Anyway, while I’ve been converting I don’t feel that I’ve had to change any of my beliefs at all, just how I practice them on a Sunday. We still want the Catholic wedding without the mass as I don’t want my Protestant family and friends to feel as lost during the wedding as I did on Christmas Eve, but I honestly feel as though the fundemental beliefs of both religions are very, very similar. 

I think you are totally right; you are both Christians.

Hopefully your dad will come round soon Smile

Post # 14
2702 posts
Sugar bee
  • Wedding: September 2010

i was raised, baptised, confirmed in the united methodist church. Fiance is devout catholic.

we’ve never had issues with either church and/or families. at the end of the day, both of us have accepted JC as our Lord and savior and we believe no matter where we are… his church or mine, we are worshipping our same God.

yes there are major practices that are different… but at the core, isn’t faith just about believing and servitude?


Post # 16
2640 posts
Sugar bee

I would think the big ticket issue that you would have is what religion you raise your children.  You might have to deal with what church to go to every Sunday too.  bu that doesn’t seem to be as big a deal to me.  If Fiance is Catholic, he should be going to a Catholic mass every Sunday, otherwise he’s commiting a sin the weeks he doesn’t go.  If you feel the need to go to your church every sunday, then you might deicde to go your seperate ways for church, or both go to each service etc.  (Personally, I wouldn’t feel bad about going separately.  Many couples of the same religion do that anyway, especially with little ones.  It gives them a chance to focus on worship, not sippy cups and runyn noses.)

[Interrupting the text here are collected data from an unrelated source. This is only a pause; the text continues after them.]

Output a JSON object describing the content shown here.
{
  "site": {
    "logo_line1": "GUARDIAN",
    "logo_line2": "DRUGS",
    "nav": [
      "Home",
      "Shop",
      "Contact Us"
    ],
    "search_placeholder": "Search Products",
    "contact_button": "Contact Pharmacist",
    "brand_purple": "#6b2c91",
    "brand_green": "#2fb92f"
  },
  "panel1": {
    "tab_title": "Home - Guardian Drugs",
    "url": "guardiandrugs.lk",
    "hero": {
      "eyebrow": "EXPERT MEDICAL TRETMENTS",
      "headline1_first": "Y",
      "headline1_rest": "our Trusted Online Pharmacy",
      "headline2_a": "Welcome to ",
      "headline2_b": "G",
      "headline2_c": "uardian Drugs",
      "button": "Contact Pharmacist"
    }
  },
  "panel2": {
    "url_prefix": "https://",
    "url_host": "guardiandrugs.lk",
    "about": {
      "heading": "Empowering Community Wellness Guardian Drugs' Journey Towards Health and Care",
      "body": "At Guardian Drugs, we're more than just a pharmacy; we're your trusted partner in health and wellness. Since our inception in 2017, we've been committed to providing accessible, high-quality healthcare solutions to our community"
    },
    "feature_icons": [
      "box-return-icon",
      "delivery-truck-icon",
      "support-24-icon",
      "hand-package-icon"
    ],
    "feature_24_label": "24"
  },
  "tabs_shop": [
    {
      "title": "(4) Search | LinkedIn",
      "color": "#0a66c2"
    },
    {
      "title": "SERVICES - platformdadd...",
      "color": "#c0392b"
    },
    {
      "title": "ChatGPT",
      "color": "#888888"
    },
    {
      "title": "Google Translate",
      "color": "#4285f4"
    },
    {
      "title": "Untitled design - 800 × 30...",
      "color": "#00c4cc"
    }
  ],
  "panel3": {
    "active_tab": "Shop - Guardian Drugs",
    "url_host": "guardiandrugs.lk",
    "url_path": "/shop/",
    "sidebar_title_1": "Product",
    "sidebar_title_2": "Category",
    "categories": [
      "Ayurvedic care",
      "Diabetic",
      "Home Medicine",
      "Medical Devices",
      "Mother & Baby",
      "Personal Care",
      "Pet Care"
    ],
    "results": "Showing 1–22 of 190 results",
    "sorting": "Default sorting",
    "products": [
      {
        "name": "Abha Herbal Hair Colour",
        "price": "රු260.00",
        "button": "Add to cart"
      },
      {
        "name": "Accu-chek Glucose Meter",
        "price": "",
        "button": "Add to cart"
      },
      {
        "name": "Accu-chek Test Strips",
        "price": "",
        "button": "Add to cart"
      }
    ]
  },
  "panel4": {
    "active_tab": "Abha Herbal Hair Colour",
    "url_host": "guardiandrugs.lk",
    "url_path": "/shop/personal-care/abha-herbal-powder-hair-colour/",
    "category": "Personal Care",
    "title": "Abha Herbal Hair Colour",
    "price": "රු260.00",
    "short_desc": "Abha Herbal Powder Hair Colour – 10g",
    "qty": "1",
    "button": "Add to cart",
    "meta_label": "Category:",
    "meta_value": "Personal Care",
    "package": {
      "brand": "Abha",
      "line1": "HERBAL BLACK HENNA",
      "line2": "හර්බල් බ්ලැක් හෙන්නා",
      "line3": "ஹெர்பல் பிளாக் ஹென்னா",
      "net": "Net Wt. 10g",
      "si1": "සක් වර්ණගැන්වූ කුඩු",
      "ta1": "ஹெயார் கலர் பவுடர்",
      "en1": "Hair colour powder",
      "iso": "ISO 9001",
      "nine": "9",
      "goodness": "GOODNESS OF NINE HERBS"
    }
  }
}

But you will haveto figure out the kids.  For your Fiance, part of Catholicism (including your wedding vows) will include raising the kids Catholic.  If that’s OK by you, no problem.  If not, it’s somethign to discuss.

Good luck with your dad.  My guess (being that your FI’s family is devout in Catholicism) is that if the shoe was on the other foot, FI’s family would be as upset as your dad.  Hopefully he’ll come around.